Horace Lawson Hunley, L. It is a character of the same name of submarine of Hunley League. (Ragan, 7) People can only guess, but since he was the main beneficiary of the submarine plan since the beginning of the civil war it may be named after him. Horace Hunley partially funded Pioneer, funded Pioneer II completely, and already paid one-third of the necessary funds to build Hunley. (Ragan, 7) This is one of the disappointing people who died. It is easy to see that someone should cite his reputation. (Kussler, 7)

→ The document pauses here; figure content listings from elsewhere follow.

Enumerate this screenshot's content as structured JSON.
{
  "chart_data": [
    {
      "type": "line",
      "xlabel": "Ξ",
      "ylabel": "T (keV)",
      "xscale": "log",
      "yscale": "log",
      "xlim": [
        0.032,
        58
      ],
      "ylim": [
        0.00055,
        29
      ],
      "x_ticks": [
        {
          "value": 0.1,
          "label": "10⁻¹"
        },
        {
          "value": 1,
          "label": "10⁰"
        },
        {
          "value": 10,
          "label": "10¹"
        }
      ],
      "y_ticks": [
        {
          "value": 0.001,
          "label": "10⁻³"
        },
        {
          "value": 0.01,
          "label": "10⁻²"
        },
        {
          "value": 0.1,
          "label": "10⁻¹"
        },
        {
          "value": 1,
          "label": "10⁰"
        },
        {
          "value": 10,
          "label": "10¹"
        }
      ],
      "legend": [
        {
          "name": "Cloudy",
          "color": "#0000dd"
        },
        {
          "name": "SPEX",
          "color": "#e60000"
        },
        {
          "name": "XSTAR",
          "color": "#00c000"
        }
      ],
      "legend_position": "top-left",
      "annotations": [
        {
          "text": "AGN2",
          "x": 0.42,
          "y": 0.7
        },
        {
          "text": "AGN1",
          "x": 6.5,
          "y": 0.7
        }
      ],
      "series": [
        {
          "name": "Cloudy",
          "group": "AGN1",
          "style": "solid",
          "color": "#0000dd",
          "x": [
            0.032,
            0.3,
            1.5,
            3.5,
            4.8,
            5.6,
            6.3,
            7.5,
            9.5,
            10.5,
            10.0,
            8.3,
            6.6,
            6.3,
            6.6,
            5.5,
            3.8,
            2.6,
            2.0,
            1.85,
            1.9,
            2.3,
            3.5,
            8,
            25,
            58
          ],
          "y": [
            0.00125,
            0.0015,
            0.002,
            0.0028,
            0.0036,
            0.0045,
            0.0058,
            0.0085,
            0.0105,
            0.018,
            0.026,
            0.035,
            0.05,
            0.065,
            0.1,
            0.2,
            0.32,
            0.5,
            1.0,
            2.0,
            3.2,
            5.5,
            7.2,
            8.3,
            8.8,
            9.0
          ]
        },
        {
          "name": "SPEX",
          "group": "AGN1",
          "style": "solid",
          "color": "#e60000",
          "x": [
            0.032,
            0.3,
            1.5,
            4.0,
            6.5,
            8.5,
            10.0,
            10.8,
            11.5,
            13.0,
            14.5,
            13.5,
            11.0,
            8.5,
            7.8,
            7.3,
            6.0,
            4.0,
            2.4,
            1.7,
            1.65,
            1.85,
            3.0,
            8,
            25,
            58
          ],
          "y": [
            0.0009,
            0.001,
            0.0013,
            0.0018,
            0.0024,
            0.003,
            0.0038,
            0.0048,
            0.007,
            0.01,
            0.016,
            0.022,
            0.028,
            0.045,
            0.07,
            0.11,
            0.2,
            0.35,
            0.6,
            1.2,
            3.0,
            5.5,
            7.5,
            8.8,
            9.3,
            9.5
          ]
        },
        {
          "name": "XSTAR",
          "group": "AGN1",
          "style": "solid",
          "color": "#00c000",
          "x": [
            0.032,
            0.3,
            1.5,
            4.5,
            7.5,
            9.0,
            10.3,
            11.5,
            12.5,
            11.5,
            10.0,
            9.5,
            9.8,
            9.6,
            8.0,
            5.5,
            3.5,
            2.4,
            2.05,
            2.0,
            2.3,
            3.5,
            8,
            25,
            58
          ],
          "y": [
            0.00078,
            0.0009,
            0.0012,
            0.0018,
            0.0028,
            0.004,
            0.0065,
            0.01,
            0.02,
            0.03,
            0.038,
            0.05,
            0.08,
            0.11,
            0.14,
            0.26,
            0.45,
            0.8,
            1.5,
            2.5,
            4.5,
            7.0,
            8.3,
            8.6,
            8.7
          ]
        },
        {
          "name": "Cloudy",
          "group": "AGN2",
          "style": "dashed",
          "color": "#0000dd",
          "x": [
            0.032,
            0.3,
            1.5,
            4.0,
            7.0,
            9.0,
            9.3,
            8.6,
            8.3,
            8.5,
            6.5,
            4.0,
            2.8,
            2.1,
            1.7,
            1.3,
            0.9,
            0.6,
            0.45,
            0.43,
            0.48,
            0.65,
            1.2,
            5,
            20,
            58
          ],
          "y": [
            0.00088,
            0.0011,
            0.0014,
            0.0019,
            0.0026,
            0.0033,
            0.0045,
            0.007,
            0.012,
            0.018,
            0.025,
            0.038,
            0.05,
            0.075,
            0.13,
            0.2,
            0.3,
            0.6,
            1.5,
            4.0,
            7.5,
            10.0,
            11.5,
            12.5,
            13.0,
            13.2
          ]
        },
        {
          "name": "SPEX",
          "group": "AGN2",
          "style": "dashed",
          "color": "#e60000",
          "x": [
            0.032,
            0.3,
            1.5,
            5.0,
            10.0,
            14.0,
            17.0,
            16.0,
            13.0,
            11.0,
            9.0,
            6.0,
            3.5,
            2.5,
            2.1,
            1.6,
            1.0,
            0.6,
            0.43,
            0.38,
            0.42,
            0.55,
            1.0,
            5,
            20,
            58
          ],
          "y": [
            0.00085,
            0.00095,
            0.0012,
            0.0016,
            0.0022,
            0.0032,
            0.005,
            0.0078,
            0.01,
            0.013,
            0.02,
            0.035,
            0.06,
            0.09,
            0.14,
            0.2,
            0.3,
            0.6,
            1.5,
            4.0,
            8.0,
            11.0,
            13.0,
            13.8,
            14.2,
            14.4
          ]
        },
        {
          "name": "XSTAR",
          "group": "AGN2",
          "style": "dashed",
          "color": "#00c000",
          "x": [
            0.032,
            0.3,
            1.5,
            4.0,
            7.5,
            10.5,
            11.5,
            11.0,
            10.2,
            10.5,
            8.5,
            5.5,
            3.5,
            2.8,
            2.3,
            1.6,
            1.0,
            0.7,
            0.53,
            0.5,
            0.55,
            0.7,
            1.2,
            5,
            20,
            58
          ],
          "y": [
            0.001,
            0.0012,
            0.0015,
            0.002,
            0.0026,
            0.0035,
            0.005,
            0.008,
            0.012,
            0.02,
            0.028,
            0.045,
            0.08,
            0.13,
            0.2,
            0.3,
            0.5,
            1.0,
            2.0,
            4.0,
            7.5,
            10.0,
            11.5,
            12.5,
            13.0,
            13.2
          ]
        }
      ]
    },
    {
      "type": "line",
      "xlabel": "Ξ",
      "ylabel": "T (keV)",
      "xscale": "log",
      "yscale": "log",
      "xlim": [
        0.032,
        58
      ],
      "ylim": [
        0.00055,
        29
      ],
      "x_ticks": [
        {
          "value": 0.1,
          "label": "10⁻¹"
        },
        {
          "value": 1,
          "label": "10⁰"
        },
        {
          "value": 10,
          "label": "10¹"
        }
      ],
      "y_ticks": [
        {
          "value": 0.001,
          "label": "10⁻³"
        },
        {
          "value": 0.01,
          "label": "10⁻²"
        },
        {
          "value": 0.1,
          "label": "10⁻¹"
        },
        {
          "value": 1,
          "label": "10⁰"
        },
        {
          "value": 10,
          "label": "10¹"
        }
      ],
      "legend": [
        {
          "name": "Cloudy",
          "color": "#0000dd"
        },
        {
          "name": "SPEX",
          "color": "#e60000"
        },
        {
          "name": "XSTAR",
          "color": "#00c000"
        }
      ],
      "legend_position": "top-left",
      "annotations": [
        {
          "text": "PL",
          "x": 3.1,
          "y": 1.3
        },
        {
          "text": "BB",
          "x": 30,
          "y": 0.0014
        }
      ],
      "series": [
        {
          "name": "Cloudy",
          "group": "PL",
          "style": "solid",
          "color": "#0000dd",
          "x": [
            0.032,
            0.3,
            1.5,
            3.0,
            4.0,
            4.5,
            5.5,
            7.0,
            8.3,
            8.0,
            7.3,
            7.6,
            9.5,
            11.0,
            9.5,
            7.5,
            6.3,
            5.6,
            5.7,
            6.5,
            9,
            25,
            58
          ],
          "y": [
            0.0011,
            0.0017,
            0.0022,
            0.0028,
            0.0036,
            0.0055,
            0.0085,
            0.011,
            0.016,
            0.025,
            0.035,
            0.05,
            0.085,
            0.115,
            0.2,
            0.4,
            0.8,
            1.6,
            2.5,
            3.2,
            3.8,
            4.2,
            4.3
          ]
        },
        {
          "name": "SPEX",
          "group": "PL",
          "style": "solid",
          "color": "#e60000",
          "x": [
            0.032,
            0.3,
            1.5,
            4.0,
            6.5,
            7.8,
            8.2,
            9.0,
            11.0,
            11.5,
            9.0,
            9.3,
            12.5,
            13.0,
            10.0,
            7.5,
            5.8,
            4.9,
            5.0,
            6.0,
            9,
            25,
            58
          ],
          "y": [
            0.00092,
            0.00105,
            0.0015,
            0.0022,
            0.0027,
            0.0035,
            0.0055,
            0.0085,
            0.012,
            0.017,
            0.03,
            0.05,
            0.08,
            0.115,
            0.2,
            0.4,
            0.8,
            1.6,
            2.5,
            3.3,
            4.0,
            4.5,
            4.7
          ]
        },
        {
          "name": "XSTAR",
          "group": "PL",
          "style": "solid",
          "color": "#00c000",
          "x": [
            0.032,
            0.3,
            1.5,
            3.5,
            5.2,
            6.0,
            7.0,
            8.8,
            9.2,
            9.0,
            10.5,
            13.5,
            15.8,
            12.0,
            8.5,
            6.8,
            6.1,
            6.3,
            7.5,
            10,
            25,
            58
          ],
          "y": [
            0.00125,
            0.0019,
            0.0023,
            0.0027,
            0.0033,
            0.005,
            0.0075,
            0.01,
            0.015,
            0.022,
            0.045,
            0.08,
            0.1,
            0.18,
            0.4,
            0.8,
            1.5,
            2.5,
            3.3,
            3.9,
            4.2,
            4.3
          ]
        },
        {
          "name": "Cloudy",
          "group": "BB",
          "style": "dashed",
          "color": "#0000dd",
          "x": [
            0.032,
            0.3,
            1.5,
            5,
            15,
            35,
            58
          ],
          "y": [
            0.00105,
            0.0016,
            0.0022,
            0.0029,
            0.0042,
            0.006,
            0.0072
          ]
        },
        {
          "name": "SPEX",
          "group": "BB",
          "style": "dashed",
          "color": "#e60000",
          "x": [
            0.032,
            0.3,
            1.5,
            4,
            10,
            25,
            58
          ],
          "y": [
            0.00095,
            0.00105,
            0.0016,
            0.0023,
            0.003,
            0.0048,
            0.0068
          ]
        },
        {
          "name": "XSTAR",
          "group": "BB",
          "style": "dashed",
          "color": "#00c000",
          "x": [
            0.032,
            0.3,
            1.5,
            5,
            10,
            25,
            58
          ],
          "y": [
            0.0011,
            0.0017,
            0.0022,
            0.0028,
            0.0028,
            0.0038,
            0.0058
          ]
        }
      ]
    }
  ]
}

There are armor and submarines in new technologies of naval battle. The Civil War was the first great war involving steel ships. These are ship protected by steel or steel armor plate. It is almost impossible for them to sink using conventional weapons and to change the way ships are used in battle forever. At the same time, the civil war led the submarine to battle. The first submarine that infiltrated the enemy ship was a submarine H. L. Hunley, a submarine submarine that sank the Union's USS Housatonic on February 17, 1864.
However, the grave we visited on this day was not orthodox. It was a submarine H. H during the Federal Civil War. Well-known Hanley sank the aircraft carrier Housatonic before disappearing more than 130 years ago, and took the whole crew. This was invented by James McClintock who designed it and Horows Lawson Henry to raise the funds. When we first entered the museum, I immediately felt something happened. When you visit a historical civil war site to find a refiner for milling (a large site such as Gettysburg, they are almost everywhere), that is not uncommon. When I was a person, I was not immediately thrown out of the gift shop.